Bruxelles aveva inviato questionari all’azienda all’apertura di Marketplace e poi lo ha fatto di nuovo. Facebook ha reagito citando Bruxelles in tribunale parlando di privacy dei suoi dipendenti. Il che sarebbe ironico, se non fosse tragico. L’Ue sta anche indagando sul potenziale comportamento anti-concorrenziale di Google nello spazio Adtech, mentre Facebook si vede al centro di un’indagine simile anche in Gran Bretagna.

L'Irlanda sulla tutela dei dati

Non basta: la settimana scorsa l’Alta Corte irlandese ha dato ragione a un militante pro-privacy austriaco, Max Schrems, che poneva il problema del trasferimento dei dati dei cittadini europei trasferiti per essere elaborati negli Stati Uniti. Le rivelazioni di Edward Snowden, sostiene il cittadino austriaco, mostrano come la tutela dei dati negli Usa non sia conforme a quanto richiesto dalla normativa europea. Cosa significa potenzialmente questo? Che Facebook (ma anche le altre Big Tech) potrebbero doversi trovare a tenere i dati europei in Europa. Un passaggio complicato, “potenzialmente devastante”, hanno commentato a Facebook, che ha fatto appello e ha qualche settimana di tempo per fornire prove...

L’Irlanda è il luogo in cui una quantità di compagnie tecnologiche e non solo Usa hanno posto il loro quartier generale europeo per ragioni fiscali e di conseguenza le sue autorità hanno competenza in materia di protezione dei dati degli europei.

Se la Corte dovesse confermare la propria decisione terminerebbe l'accesso privilegiato che le imprese americane hanno ai dati personali degli europei, mettendole sullo stesso piano di altre extra Unione. Il paradosso è che l’Unione europea ha a sua volta fatto pressioni su Dublino perché ritiene che la sua agenzia per la protezione dei dati non svolga a dovere il suo compito, sia sotto finanziata e non dotata di strumenti tecnologici adeguati. Il Parlamento europeo ha approvato una risoluzione a riguardo.
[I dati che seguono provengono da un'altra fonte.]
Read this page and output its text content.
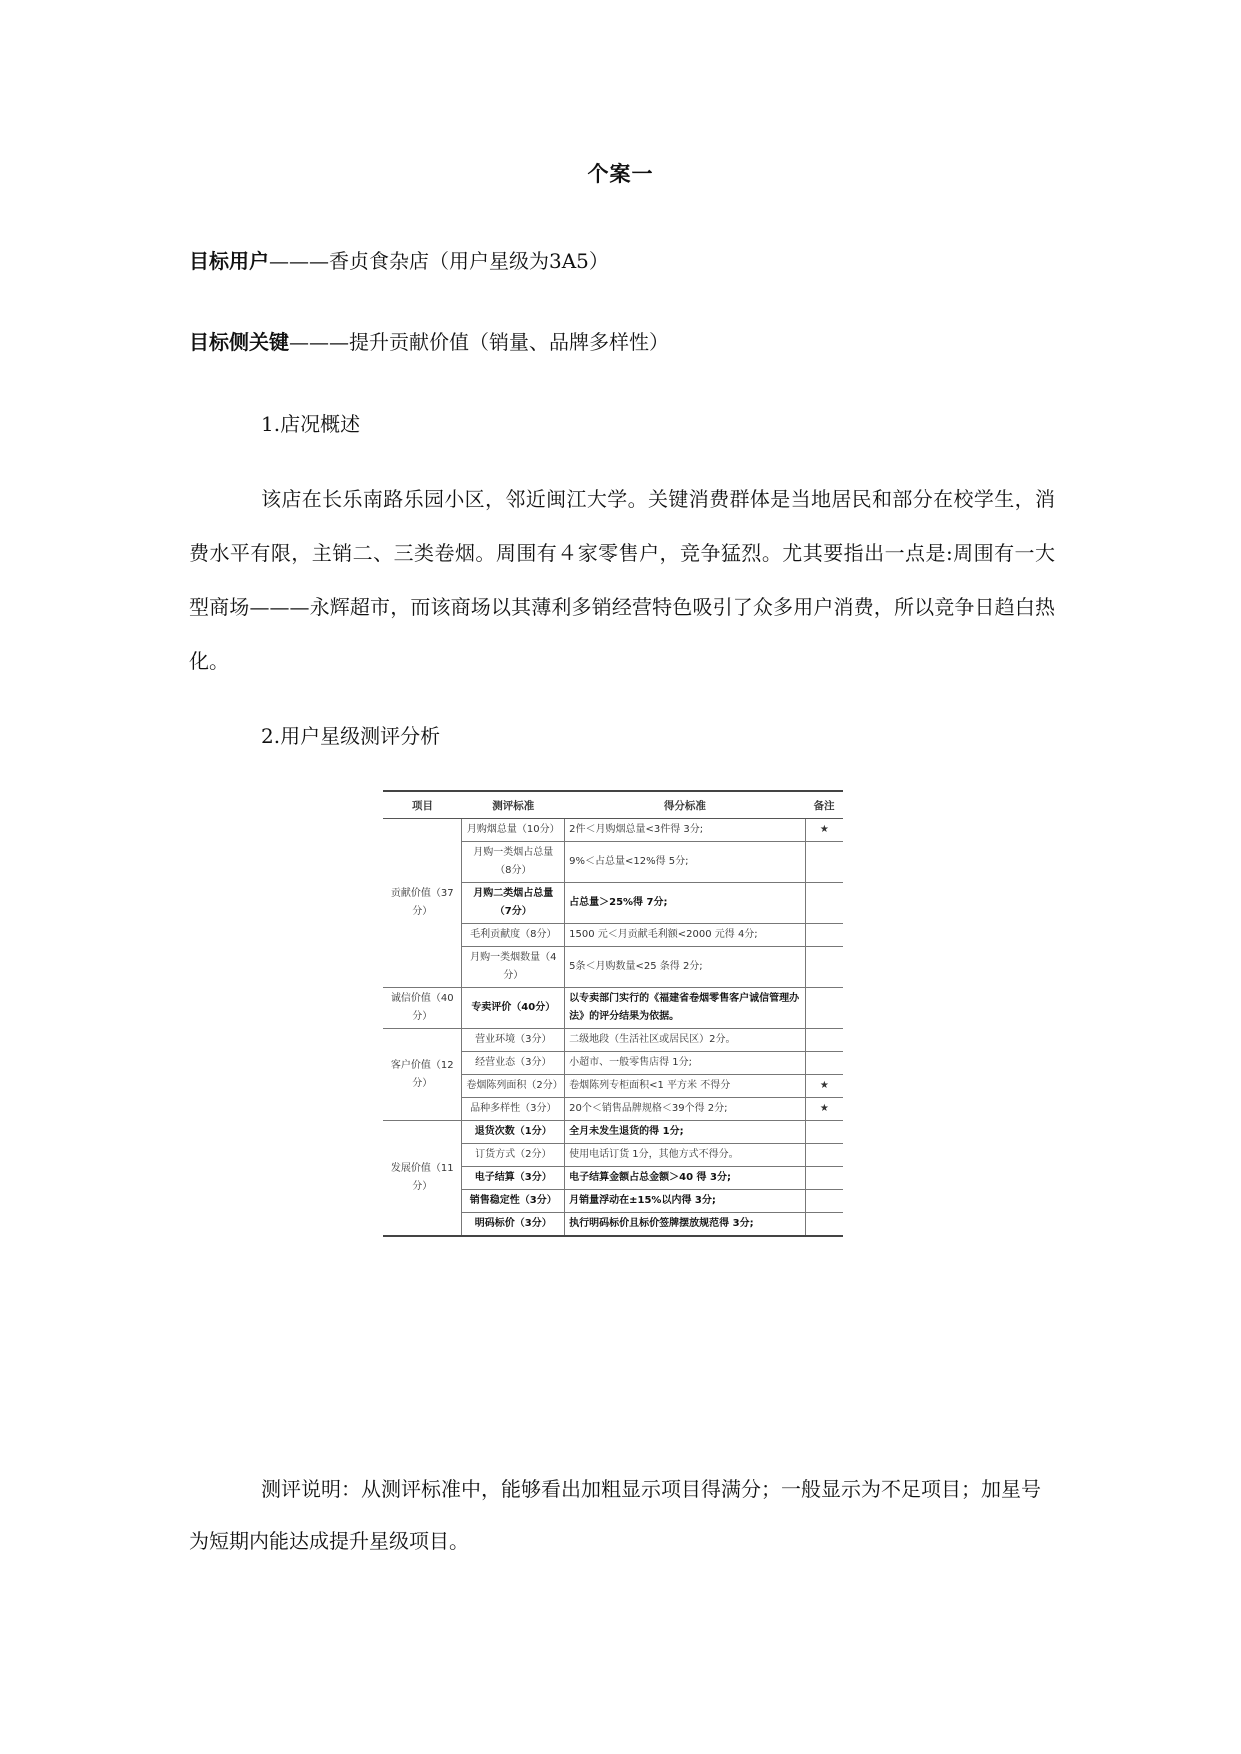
个案一
目标用户———香贞食杂店（用户星级为3A5）
目标侧关键———提升贡献价值（销量、品牌多样性）
1.店况概述
该店在长乐南路乐园小区，邻近闽江大学。关键消费群体是当地居民和部分在校学生，消费水平有限，主销二、三类卷烟。周围有４家零售户，竞争猛烈。尤其要指出一点是:周围有一大型商场———永辉超市，而该商场以其薄利多销经营特色吸引了众多用户消费，所以竞争日趋白热化。
2.用户星级测评分析
项目	测评标准	得分标准	备注
贡献价值（37分）	月购烟总量（10分）	2件＜月购烟总量<3件得 3分;	★
	月购一类烟占总量（8分）	9%＜占总量<12%得 5分;	
	月购二类烟占总量（7分）	占总量＞25%得 7分;	
	毛利贡献度（8分）	1500 元＜月贡献毛利额<2000 元得 4分;	
	月购一类烟数量（4分）	5条＜月购数量<25 条得 2分;	
诚信价值（40分）	专卖评价（40分）	以专卖部门实行的《福建省卷烟零售客户诚信管理办法》的评分结果为依据。	
客户价值（12分）	营业环境（3分）	二级地段（生活社区或居民区）2分。	
	经营业态（3分）	小超市、一般零售店得 1分;	
	卷烟陈列面积（2分）	卷烟陈列专柜面积<1 平方米 不得分	★
	品种多样性（3分）	20个＜销售品牌规格＜39个得 2分;	★
发展价值（11分）	退货次数（1分）	全月未发生退货的得 1分;	
	订货方式（2分）	使用电话订货 1分，其他方式不得分。	
	电子结算（3分）	电子结算金额占总金额＞40 得 3分;	
	销售稳定性（3分）	月销量浮动在±15%以内得 3分;	
	明码标价（3分）	执行明码标价且标价签牌摆放规范得 3分;	
测评说明：从测评标准中，能够看出加粗显示项目得满分；一般显示为不足项目；加星号为短期内能达成提升星级项目。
Non è finita qui, l’agenzia per la protezione dei dati di Amburgo ha vietato a Facebook di elaborare i dati aggiuntivi degli utenti di WhatsApp dopo che l’app di messaggistica aveva richiesto agli utenti l’approvazione a farlo con un click - cambiando i termini di utilizzo dopo un aggiornamento obbligatorio. Nel complesso insomma, tra Big Tech ed Europa le partite aperte sono davvero molte, come è normale in una fase in cui la regolamentazione relativa all’utilizzo dei dati personali è un tema che riguarda in maniera crescente l’economia. L’Europa sembra essersene accorta nonostante le difficoltà a capire come intervenire. Le Big Tech, invece, proprio non vogliono accorgersene. O meglio, come recita un libro scritto da Jonathan Taplin, continua ad agire seguendo l’idea di “Move fast e break things”, ovvero muoversi abbastanza velocemente da impedire al regolatore di stabilire un quadro normativo efficace.